Capítulo 20

3.7K 303 13
                                        

A la mañana siguiente el comedor se fundía en un silencio. Sus rostros lucían cansados y adoloridos.

—No te duermas Tory —le exigió Grecia.

—Me siento tan cansada.

—No eres la única, el comedor entero lo sintió contigo —murmuró con doble sentido Zia. La morocha le lanzó una mirada de reproche y siguió con su desayuno.

Sus heridas se curaron mágicamente, siendo tan efímeras como cuando se las había causado. Igor le informó cuando iba a revisar las cámaras, pero no se veía que alguien más hubiera entrado. Lo que significaba que ella sola se las había causado dormida.

Por lo que él mismo Alain la autorizó para seguir durmiendo en el salón de lecturas en compañía de Sam.

—Cubriremos turnos hasta las dos de la tarde. Entonces podrán asistir a las actividades que tengan planeadas —les informó Sam después de dirigirse a la fuente.

— ¿Qué tenemos planeado?

—Mis compañeros quieren salir a ver el eclipse que habrá esta noche, si quieres puedes venir —ofreció Grecia—. Pueden venir —se corrigió al ver la mirada amenazadora de Zia.

—Luke planeó una salida también, pero no quiere decirnos a dónde.

—Lo siento Grecia, pero creo que tengo que comenzar a adaptarme de nuevo.

—Como ya estabas muy adaptada —ironizó Zia.

Grecia se separó de ellas para volver con su grupo. Mientras hacían guardia, muchos comentaban sobre la onda del día anterior, le sorprendió que esta vez Sam ni se enteró.

Escuchando las bromas sin chiste de Luke, les llegó pronto la hora de su salida. Se prepararon como normalmente lo hacían para cada misión, lo que provocó dudas en Sam. Luego de salir y andar un rato, se detuvieron ante los gritos de Sam para que dijeran a donde iban.

—Sorpresa es sorpresa —repitió Luke.

—Entiendo, sorpresa significa regresar al complejo —dijo Sam.

—Vamos a la avenida "Veinte y nueve" —dijo Zet con voz alta, lo que asombró a muchos.

— ¿Te has vuelto loco tú también? —preguntó formando puños con sus manos.

—No. ¿Que no te parece sospechoso que ni siquiera nos digan quién tiene asignado ese sector? Y por si fuera poco allí se perdió un grupo. No quieren que vayamos, ocultan muchos asuntos más —y con ello consiguió la atención del morocho.

—Bien Zet —y lo siguió.

Tory atrás suyo lo abrazó con fuerza. Y de la nada comenzó a sentir un intruso sentimiento que no logró comprender. Pero ardía en su pecho. Volteó a ver a Zia quien parecía sentir lo mismo pues la miraba con curiosidad. Nadie más en el grupo daba muestras de notarlo. Zet continuamente miraba a las chicas sin que ellas lo notaran, o al menos Tory.

Las motos avanzaban y con un gritó le indicó a Sam que se detuvieran. Los demás chicos parquearon adelante.

—No sé si sea lo correcto.

—Está bien Tory, hay que hacer algo tonto de vez en cuando. Estamos jóvenes y tenemos mucho tiempo por delante para que nos castiguen por ello —dijo sonriendo.

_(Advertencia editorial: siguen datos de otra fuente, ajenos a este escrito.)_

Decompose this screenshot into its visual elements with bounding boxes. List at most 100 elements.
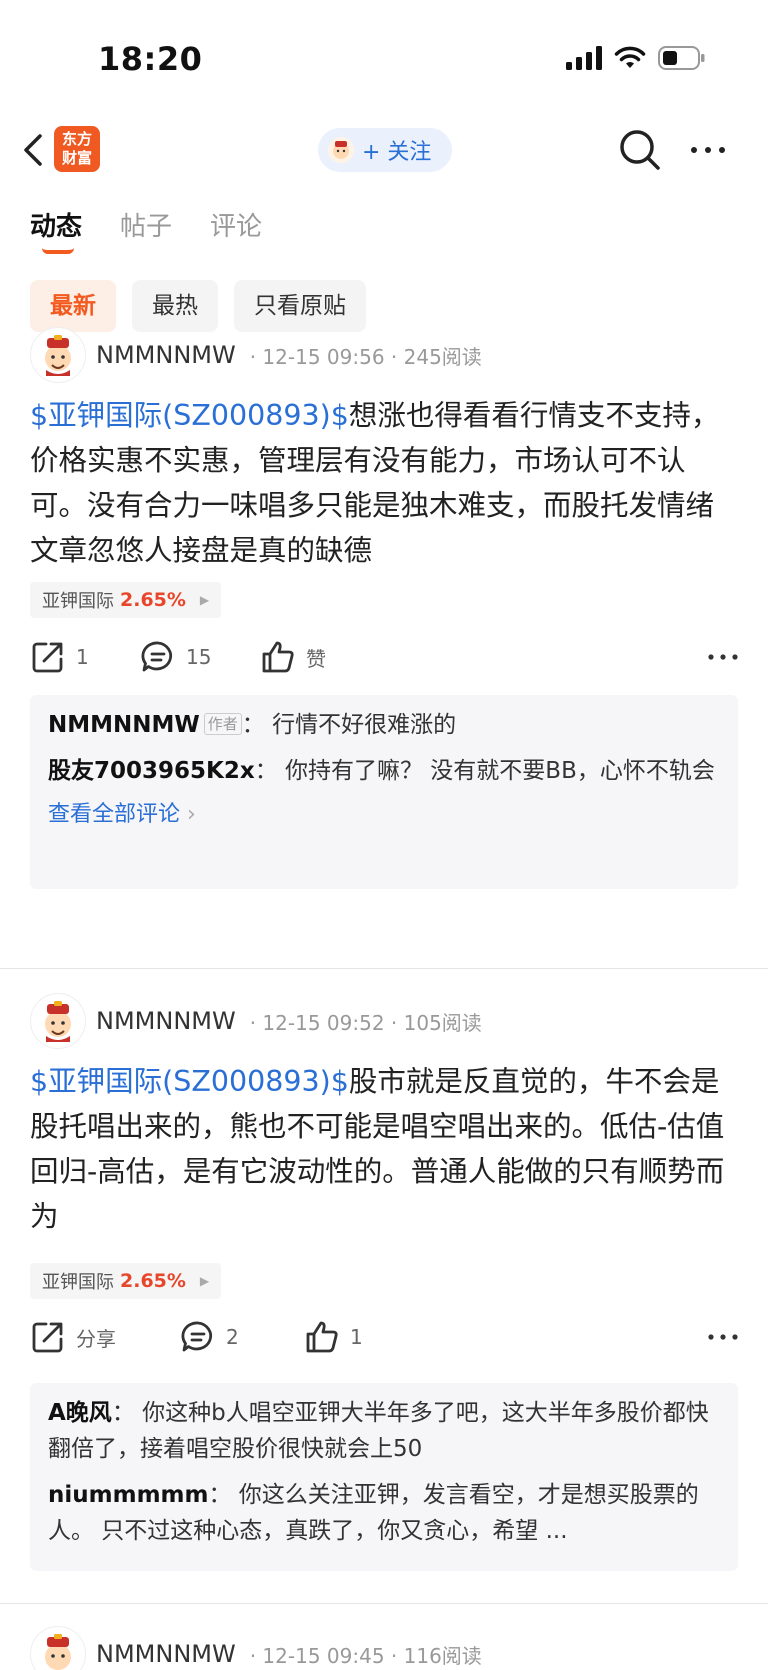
comment-preview-box[interactable]: NMMNNMW 作者： 行情不好很难涨的 股友7003965K2x： 你持有了嘛？… <box>30 695 738 889</box>
comment-preview-box[interactable]: A晚风： 你这种b人唱空亚钾大半年多了吧，这大半年多股价都快翻倍了，接着唱空股价… <box>30 1383 738 1571</box>
commenter-name[interactable]: NMMNNMW <box>48 712 200 738</box>
like-label: 赞 <box>306 646 326 671</box>
stock-tag-link[interactable]: $亚钾国际(SZ000893)$ <box>30 1065 349 1098</box>
thumbs-up-icon <box>262 641 294 673</box>
avatar[interactable] <box>30 327 86 383</box>
post-content[interactable]: $亚钾国际(SZ000893)$想涨也得看看行情支不支持，价格实惠不实惠，管理层… <box>30 393 740 573</box>
caishen-avatar-icon <box>45 1634 71 1670</box>
logo-text-line1: 东方 <box>61 130 92 148</box>
battery-icon <box>658 46 705 70</box>
tab-posts[interactable]: 帖子 <box>120 206 172 246</box>
caishen-avatar-icon <box>333 141 349 159</box>
user-avatar-small <box>328 137 354 163</box>
comment-text: 行情不好很难涨的 <box>272 712 457 738</box>
commenter-name[interactable]: A晚风 <box>48 1400 112 1426</box>
signal-icon <box>566 46 602 70</box>
comment-count: 15 <box>186 645 212 669</box>
avatar[interactable] <box>30 1626 86 1670</box>
avatar[interactable] <box>30 993 86 1049</box>
more-options-icon[interactable] <box>706 643 740 671</box>
post-meta: · 12-15 09:45 · 116阅读 <box>249 1643 482 1668</box>
comment-icon <box>141 641 173 672</box>
post-card[interactable]: NMMNNMW · 12-15 09:45 · 116阅读 <box>0 1626 768 1670</box>
status-icons <box>566 46 706 70</box>
comment-button[interactable]: 2 <box>180 1315 239 1359</box>
post-actions: 1 15 赞 <box>30 635 740 679</box>
caishen-avatar-icon <box>45 1001 71 1042</box>
tab-comments[interactable]: 评论 <box>210 206 262 246</box>
post-actions: 分享 2 1 <box>30 1315 740 1359</box>
author-name[interactable]: NMMNNMW <box>96 341 236 369</box>
more-options-icon[interactable] <box>706 1323 740 1351</box>
post-divider <box>0 968 768 969</box>
filter-original-only[interactable]: 只看原贴 <box>234 280 366 332</box>
thumbs-up-icon <box>306 1321 338 1353</box>
comment-item[interactable]: A晚风： 你这种b人唱空亚钾大半年多了吧，这大半年多股价都快翻倍了，接着唱空股价… <box>48 1395 720 1467</box>
sort-filters: 最新 最热 只看原贴 <box>30 280 366 332</box>
comment-separator: ： <box>254 758 278 784</box>
like-count: 1 <box>350 1325 363 1349</box>
share-label: 分享 <box>76 1326 116 1351</box>
post-header: NMMNNMW · 12-15 09:56 · 245阅读 <box>30 327 482 383</box>
tab-label: 评论 <box>210 212 263 242</box>
comment-icon <box>181 1321 213 1352</box>
share-button[interactable]: 分享 <box>30 1315 116 1359</box>
tab-dynamic[interactable]: 动态 <box>30 206 83 254</box>
author-name[interactable]: NMMNNMW <box>96 1007 236 1035</box>
stock-change-pct: 2.65% <box>120 589 186 611</box>
play-arrow-icon: ▶ <box>199 593 210 607</box>
comment-item[interactable]: NMMNNMW 作者： 行情不好很难涨的 <box>48 707 720 743</box>
author-badge: 作者 <box>203 713 242 735</box>
caishen-avatar-icon <box>45 335 71 376</box>
comment-separator: ： <box>241 712 265 738</box>
comment-button[interactable]: 15 <box>140 635 211 679</box>
chevron-right-icon: › <box>187 802 196 827</box>
wifi-icon <box>614 46 646 68</box>
filter-hottest[interactable]: 最热 <box>132 280 218 332</box>
comment-item[interactable]: niummmmm： 你这么关注亚钾，发言看空，才是想买股票的人。 只不过这种心态… <box>48 1477 720 1549</box>
stock-name: 亚钾国际 <box>42 1272 114 1293</box>
comment-text: 你持有了嘛？ 没有就不要BB，心怀不轨会 <box>285 758 715 784</box>
follow-label: + 关注 <box>362 140 432 165</box>
share-button[interactable]: 1 <box>30 635 89 679</box>
view-all-comments-link[interactable]: 查看全部评论 › <box>48 799 720 831</box>
search-icon[interactable] <box>618 128 662 172</box>
like-button[interactable]: 1 <box>304 1315 363 1359</box>
back-icon[interactable] <box>16 130 50 170</box>
filter-latest[interactable]: 最新 <box>30 280 116 332</box>
like-button[interactable]: 赞 <box>260 635 326 679</box>
tab-label: 帖子 <box>120 212 173 242</box>
post-divider <box>0 1603 768 1604</box>
active-tab-indicator <box>42 248 74 254</box>
stock-chip[interactable]: 亚钾国际 2.65% ▶ <box>30 582 222 618</box>
view-all-label: 查看全部评论 <box>48 802 181 827</box>
post-meta: · 12-15 09:52 · 105阅读 <box>249 1010 482 1035</box>
comment-separator: ： <box>111 1400 135 1426</box>
nav-bar: 东方 财富 + 关注 <box>0 118 768 182</box>
post-content[interactable]: $亚钾国际(SZ000893)$股市就是反直觉的，牛不会是股托唱出来的，熊也不可… <box>30 1059 740 1239</box>
post-header: NMMNNMW · 12-15 09:45 · 116阅读 <box>30 1626 482 1670</box>
comment-item[interactable]: 股友7003965K2x： 你持有了嘛？ 没有就不要BB，心怀不轨会 <box>48 753 720 789</box>
post-meta: · 12-15 09:56 · 245阅读 <box>249 344 482 369</box>
app-logo[interactable]: 东方 财富 <box>54 126 100 172</box>
more-options-icon[interactable] <box>688 136 728 164</box>
post-card[interactable]: NMMNNMW · 12-15 09:56 · 245阅读 $亚钾国际(SZ00… <box>0 327 768 907</box>
commenter-name[interactable]: niummmmm <box>48 1482 208 1508</box>
follow-button[interactable]: + 关注 <box>318 128 452 172</box>
stock-chip[interactable]: 亚钾国际 2.65% ▶ <box>30 1263 222 1299</box>
comment-separator: ： <box>208 1482 232 1508</box>
comment-count: 2 <box>226 1325 239 1349</box>
status-bar: 18:20 <box>0 0 768 120</box>
stock-change-pct: 2.65% <box>120 1270 186 1292</box>
author-name[interactable]: NMMNNMW <box>96 1640 236 1668</box>
tab-label: 动态 <box>30 212 83 242</box>
stock-tag-link[interactable]: $亚钾国际(SZ000893)$ <box>30 399 349 432</box>
logo-text-line2: 财富 <box>61 149 92 167</box>
play-arrow-icon: ▶ <box>199 1274 210 1288</box>
stock-name: 亚钾国际 <box>42 591 114 612</box>
post-card[interactable]: NMMNNMW · 12-15 09:52 · 105阅读 $亚钾国际(SZ00… <box>0 993 768 1593</box>
share-icon <box>32 642 63 673</box>
post-header: NMMNNMW · 12-15 09:52 · 105阅读 <box>30 993 482 1049</box>
content-tabs: 动态 帖子 评论 <box>30 206 262 254</box>
commenter-name[interactable]: 股友7003965K2x <box>48 758 255 784</box>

La morocha caminó en sentido contrario, rechazando la idea. Sam la abrazó por detrás y la levantó volteándola. Vio como los chicos le hacían caras graciosas y sin quererlo, rio.

—No seas aguafiestas. Solo dame este día para hacer locuras y te prometo que por lo que reste del año no hago ninguna y no te orillo a hacer ninguna —y Tory accedió. Sin saber que sería cierto.